El crecimiento de esta categoría responde a un cambio en las preferencias del consumidor. Hoy, la decisión de compra ya no está motivada únicamente por la conveniencia, sino también por la posibilidad de acceder a alimentos que mantengan su textura, sabor y valor nutricional durante más tiempo. Este comportamiento ha llevado a supermercados, cadenas de autoservicio y establecimientos especializados a ampliar su oferta de frutas, vegetales, proteínas, mariscos y comidas preparadas ultracongeladas.
Uno de los principales motores de esta evolución es la tecnología IQF (Individual Quick Freezing), un sistema que congela cada unidad del alimento de manera independiente mediante un descenso extremadamente rápido de la temperatura. A diferencia de la congelación convencional, este proceso genera microcristales de hielo que minimizan el daño celular, permitiendo conservar con mayor precisión las características organolépticas y nutricionales del producto una vez descongelado.

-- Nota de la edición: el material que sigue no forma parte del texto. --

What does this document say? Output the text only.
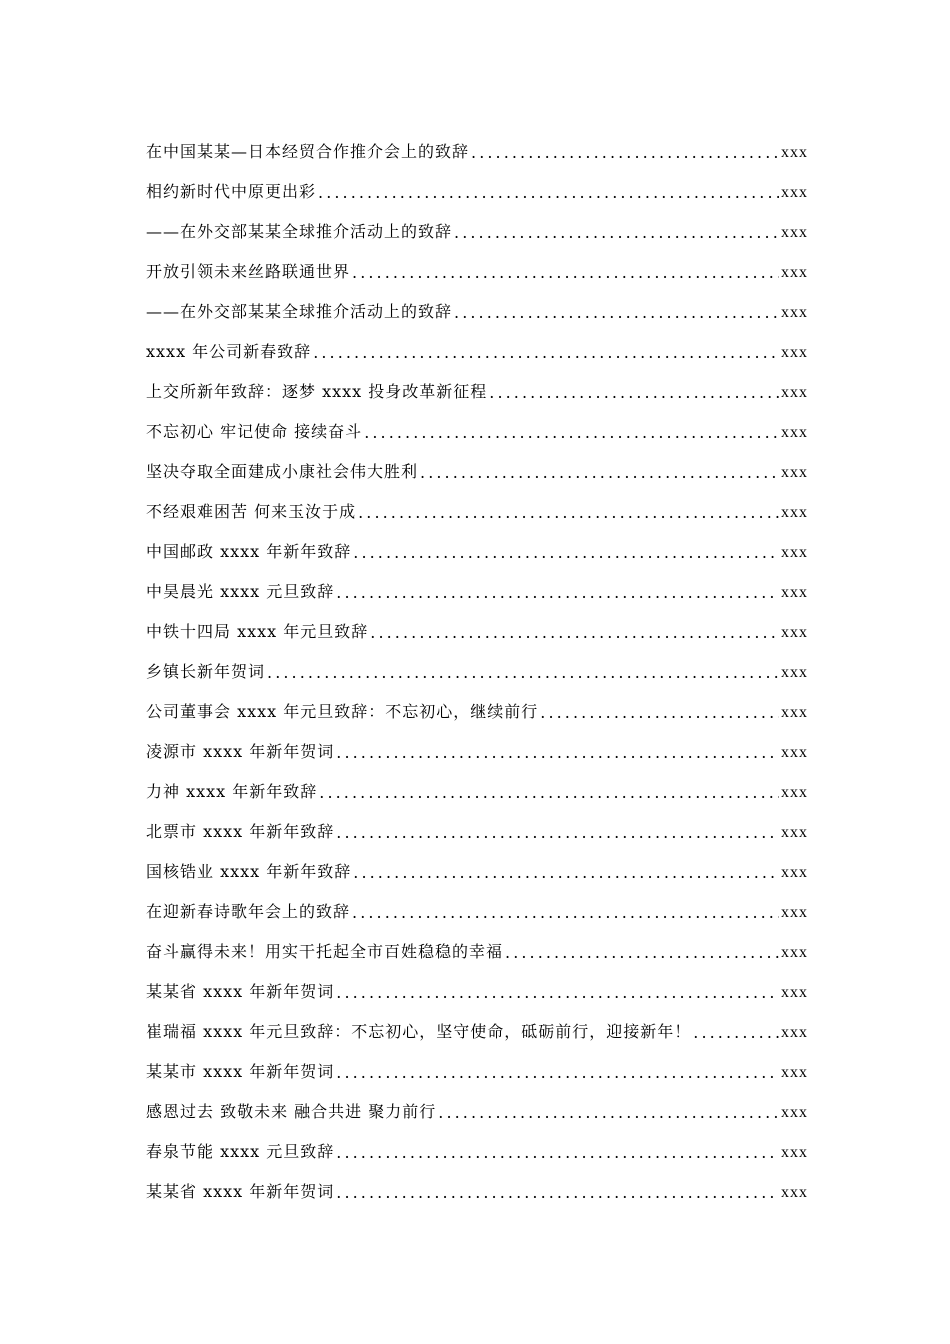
在中国某某—日本经贸合作推介会上的致辞 . . .	xxx
相约新时代中原更出彩 . . .	xxx
——在外交部某某全球推介活动上的致辞 . . .	xxx
开放引领未来丝路联通世界 . . .	xxx
——在外交部某某全球推介活动上的致辞 . . .	xxx
xxxx 年公司新春致辞 . . .	xxx
上交所新年致辞：逐梦 xxxx 投身改革新征程 . . .	xxx
不忘初心 牢记使命 接续奋斗 . . .	xxx
坚决夺取全面建成小康社会伟大胜利 . . .	xxx
不经艰难困苦 何来玉汝于成 . . .	xxx
中国邮政 xxxx 年新年致辞 . . .	xxx
中昊晨光 xxxx 元旦致辞 . . .	xxx
中铁十四局 xxxx 年元旦致辞 . . .	xxx
乡镇长新年贺词 . . .	xxx
公司董事会 xxxx 年元旦致辞：不忘初心，继续前行 . . .	xxx
凌源市 xxxx 年新年贺词 . . .	xxx
力神 xxxx 年新年致辞 . . .	xxx
北票市 xxxx 年新年致辞 . . .	xxx
国核锆业 xxxx 年新年致辞 . . .	xxx
在迎新春诗歌年会上的致辞 . . .	xxx
奋斗赢得未来！用实干托起全市百姓稳稳的幸福 . . .	xxx
某某省 xxxx 年新年贺词 . . .	xxx
崔瑞福 xxxx 年元旦致辞：不忘初心，坚守使命，砥砺前行，迎接新年！ . . .	xxx
某某市 xxxx 年新年贺词 . . .	xxx
感恩过去 致敬未来 融合共进 聚力前行 . . .	xxx
春泉节能 xxxx 元旦致辞 . . .	xxx
某某省 xxxx 年新年贺词 . . .	xxx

Además de mejorar la calidad, la ultracongelación representa una ventaja estratégica para toda la cadena de suministro. La mayor vida útil de los alimentos facilita la planificación logística, optimiza la gestión de inventarios y reduce significativamente las pérdidas por caducidad, un aspecto que cobra especial relevancia en un contexto donde la reducción del desperdicio alimentario se ha convertido en una prioridad para fabricantes, distribuidores y retailers.
Restaurantes, hoteles, cafeterías y servicios de alimentación pueden disponer de materias primas estandarizadas durante todo el año, disminuir los tiempos de preparación, mejorar el control de costos y garantizar una calidad constante en cada servicio, independientemente de la estacionalidad de determinados productos.